Lucas travou onde estava, apontando para a porta. Alguém se aproximava a passos apressados.

A porta se abriu com violência e teve poucos segundos para registrar o guarda de arma em punho, disparando involuntariamente com o susto.

A bala atravessou o corpo de Lucas e foi se alojar na testa de Lorena. Ela cambaleou vários passos para trás, levando a mão à cabeça com horror.

— O que é que você está fazendo? – gritou ela para o homem.

Não houve resposta alguma do guarda. Estava em choque. Lucas não sabia se pelo fato de ter atirado em alguém ou se por esse alguém ainda estar de pé.

Ele olhava fixamente para Lorena, que o olhava de volta com uma expressão de quem voltaria a gritar.

— Acho que ele está em choque — observou Lucas. — A gente deveria aproveitar e sumir daqui depressa.

— Por que ainda estou viva? — perguntou ela, com o dedo no furo da bala, ignorando o guarda e se olhando no reflexo de uma das gavetas.

— Mas você não está viva — respondeu Lucas.

— Oi, eu sou um zumbi! Tiros na cabeça me matam!
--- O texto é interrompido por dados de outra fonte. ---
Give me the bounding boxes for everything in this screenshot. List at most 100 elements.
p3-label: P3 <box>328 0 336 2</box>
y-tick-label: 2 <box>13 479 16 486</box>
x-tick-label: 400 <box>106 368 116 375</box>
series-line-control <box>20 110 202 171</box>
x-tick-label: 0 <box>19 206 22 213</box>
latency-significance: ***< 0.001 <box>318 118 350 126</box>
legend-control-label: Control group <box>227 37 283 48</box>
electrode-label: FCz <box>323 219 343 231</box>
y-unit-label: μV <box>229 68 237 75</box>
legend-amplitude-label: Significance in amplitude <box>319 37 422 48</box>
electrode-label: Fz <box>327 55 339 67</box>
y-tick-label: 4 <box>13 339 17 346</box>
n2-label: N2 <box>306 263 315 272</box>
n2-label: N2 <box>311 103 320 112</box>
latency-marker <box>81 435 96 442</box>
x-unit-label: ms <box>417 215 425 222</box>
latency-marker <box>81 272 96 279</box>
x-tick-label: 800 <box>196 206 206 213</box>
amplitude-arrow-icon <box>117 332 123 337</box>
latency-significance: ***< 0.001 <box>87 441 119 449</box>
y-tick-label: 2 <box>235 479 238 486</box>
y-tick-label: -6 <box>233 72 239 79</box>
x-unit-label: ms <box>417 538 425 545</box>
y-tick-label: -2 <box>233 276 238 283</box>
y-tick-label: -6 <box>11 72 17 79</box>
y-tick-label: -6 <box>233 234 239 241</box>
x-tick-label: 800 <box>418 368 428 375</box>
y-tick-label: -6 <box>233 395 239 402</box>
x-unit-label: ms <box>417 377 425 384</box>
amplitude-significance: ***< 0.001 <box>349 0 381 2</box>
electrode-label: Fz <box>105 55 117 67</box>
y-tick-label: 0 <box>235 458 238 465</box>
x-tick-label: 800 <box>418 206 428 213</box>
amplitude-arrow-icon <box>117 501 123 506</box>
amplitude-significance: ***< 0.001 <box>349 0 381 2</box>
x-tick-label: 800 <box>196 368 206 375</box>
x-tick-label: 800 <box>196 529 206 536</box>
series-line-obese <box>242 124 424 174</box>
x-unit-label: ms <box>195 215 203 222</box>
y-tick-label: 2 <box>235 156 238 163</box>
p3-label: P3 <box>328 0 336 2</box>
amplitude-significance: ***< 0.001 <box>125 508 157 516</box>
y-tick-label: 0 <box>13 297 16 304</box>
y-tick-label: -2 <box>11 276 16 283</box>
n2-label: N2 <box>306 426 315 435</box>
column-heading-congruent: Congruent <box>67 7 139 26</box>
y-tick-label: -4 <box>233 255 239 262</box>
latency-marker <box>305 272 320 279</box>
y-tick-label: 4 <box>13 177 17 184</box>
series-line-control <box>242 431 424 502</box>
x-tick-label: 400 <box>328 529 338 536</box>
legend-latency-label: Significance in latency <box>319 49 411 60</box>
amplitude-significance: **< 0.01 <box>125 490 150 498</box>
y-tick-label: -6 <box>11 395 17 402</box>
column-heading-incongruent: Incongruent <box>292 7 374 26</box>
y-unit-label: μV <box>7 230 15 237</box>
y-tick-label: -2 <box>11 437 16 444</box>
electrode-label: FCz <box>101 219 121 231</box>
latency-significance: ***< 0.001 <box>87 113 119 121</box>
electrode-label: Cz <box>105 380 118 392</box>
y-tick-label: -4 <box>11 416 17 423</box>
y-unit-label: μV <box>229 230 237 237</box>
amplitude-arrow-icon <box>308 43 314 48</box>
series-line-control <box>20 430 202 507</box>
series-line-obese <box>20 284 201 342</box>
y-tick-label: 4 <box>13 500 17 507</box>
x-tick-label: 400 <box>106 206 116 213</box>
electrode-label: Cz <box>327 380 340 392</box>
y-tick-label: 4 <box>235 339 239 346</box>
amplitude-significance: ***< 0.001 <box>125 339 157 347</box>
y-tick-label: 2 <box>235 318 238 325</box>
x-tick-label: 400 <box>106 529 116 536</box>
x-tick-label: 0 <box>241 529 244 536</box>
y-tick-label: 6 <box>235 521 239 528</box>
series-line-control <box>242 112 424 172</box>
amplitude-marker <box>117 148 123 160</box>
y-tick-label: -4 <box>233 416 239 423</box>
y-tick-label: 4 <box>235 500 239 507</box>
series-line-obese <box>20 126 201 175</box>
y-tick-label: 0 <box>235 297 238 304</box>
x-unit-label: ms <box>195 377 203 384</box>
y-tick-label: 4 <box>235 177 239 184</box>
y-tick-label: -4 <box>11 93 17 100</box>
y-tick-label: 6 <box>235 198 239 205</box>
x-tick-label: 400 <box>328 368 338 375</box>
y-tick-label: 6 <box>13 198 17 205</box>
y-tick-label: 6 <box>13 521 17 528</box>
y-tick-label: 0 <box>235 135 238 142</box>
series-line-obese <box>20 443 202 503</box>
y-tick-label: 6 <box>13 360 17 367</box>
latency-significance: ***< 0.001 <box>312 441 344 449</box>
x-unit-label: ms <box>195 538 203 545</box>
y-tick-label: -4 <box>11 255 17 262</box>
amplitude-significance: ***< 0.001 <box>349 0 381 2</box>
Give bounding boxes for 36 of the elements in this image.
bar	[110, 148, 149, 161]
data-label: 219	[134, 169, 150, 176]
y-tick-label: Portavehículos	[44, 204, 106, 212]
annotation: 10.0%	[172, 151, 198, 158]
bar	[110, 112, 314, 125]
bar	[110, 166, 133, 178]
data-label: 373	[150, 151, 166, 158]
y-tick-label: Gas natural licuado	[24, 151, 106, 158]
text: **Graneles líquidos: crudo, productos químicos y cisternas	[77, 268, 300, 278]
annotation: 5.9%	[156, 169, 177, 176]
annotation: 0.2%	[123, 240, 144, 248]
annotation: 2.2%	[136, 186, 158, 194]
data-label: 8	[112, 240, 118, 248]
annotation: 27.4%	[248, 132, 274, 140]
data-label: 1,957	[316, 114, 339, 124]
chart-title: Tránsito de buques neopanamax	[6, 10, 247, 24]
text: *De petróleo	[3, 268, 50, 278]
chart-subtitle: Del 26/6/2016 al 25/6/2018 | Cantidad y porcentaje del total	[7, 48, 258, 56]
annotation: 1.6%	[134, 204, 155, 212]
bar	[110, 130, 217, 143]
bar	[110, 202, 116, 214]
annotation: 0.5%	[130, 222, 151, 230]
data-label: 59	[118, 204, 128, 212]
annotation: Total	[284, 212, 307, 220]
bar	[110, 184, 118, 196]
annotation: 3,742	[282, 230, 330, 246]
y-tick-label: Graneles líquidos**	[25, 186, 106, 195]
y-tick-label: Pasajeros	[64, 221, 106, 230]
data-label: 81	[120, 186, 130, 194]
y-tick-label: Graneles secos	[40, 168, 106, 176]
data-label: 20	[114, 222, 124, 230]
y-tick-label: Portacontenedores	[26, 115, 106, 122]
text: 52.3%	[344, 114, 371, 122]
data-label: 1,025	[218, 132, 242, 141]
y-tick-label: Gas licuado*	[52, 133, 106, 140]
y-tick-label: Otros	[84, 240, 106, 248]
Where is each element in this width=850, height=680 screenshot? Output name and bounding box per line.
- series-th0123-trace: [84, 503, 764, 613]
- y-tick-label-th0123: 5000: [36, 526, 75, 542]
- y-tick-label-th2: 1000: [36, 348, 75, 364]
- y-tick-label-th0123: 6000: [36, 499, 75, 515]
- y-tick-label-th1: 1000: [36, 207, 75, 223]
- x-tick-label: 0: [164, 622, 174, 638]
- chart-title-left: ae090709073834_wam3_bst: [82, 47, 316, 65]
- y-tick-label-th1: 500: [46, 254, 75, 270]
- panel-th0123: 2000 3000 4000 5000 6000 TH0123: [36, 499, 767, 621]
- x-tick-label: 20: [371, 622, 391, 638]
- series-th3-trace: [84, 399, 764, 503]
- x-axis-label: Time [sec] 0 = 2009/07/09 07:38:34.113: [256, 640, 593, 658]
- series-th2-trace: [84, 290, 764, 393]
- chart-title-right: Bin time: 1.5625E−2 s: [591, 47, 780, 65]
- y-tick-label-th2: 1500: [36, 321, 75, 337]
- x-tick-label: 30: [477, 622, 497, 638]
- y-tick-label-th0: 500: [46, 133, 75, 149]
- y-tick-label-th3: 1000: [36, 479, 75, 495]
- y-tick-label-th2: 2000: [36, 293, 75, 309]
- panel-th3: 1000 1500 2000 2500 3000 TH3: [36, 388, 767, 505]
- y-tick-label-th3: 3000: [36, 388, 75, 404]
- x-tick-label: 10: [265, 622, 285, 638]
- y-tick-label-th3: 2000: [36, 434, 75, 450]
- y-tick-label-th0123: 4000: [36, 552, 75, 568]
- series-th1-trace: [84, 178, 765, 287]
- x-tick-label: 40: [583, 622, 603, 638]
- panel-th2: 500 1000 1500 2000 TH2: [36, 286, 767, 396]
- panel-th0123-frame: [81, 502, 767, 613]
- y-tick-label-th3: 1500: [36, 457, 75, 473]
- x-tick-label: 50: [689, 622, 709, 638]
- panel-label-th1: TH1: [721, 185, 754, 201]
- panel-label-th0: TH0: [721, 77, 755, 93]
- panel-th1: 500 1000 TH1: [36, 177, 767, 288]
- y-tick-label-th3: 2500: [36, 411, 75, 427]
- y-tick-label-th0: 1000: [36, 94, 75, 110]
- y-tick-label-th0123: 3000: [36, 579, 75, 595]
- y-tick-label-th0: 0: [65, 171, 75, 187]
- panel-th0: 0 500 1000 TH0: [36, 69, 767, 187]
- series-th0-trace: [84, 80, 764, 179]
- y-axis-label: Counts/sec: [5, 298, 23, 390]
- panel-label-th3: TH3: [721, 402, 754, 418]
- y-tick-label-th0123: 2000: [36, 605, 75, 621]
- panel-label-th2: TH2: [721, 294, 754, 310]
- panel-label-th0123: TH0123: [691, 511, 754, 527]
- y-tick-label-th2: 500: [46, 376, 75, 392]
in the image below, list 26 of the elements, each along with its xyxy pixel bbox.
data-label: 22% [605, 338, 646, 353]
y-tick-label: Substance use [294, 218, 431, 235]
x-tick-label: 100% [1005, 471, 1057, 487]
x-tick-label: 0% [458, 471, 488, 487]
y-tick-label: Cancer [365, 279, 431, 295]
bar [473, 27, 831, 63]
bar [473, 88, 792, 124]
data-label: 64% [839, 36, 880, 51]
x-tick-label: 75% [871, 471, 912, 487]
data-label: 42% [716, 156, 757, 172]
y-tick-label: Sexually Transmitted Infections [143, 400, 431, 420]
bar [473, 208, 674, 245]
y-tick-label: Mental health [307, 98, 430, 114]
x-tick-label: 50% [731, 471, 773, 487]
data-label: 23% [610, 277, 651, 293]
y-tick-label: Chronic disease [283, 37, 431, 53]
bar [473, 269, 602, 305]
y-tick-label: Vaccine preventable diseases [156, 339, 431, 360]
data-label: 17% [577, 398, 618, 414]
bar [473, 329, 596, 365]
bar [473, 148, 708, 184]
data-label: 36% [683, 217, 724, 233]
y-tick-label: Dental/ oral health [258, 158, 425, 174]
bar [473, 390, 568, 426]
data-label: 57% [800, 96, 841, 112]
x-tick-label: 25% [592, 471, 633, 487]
— Você não é um personagem de filme, Lorena. É só uma coisa que não está nem viva nem morta.

— E como você sabe meu nome?

— A etiqueta enorme no seu pé responde à pergunta?

Lucas se aproximou do guarda que continuava com o braço esticado segurando a pistola. As pernas dele tremiam. Derrubou a arma da mão dele. Queria poder fazer alguma coisa mais emocionante, como atirá-lo longe com seus poderes da mente.

— Deveríamos sair daqui antes que ele volte a si.

Lorena se agachou, arrancou a etiqueta do pé e a rasgou em milhares de pedaços. Lucas deu de ombros, a segurou pelo braço e a arrastou para fora. Ela resmungou e praguejou durante todo o trajeto.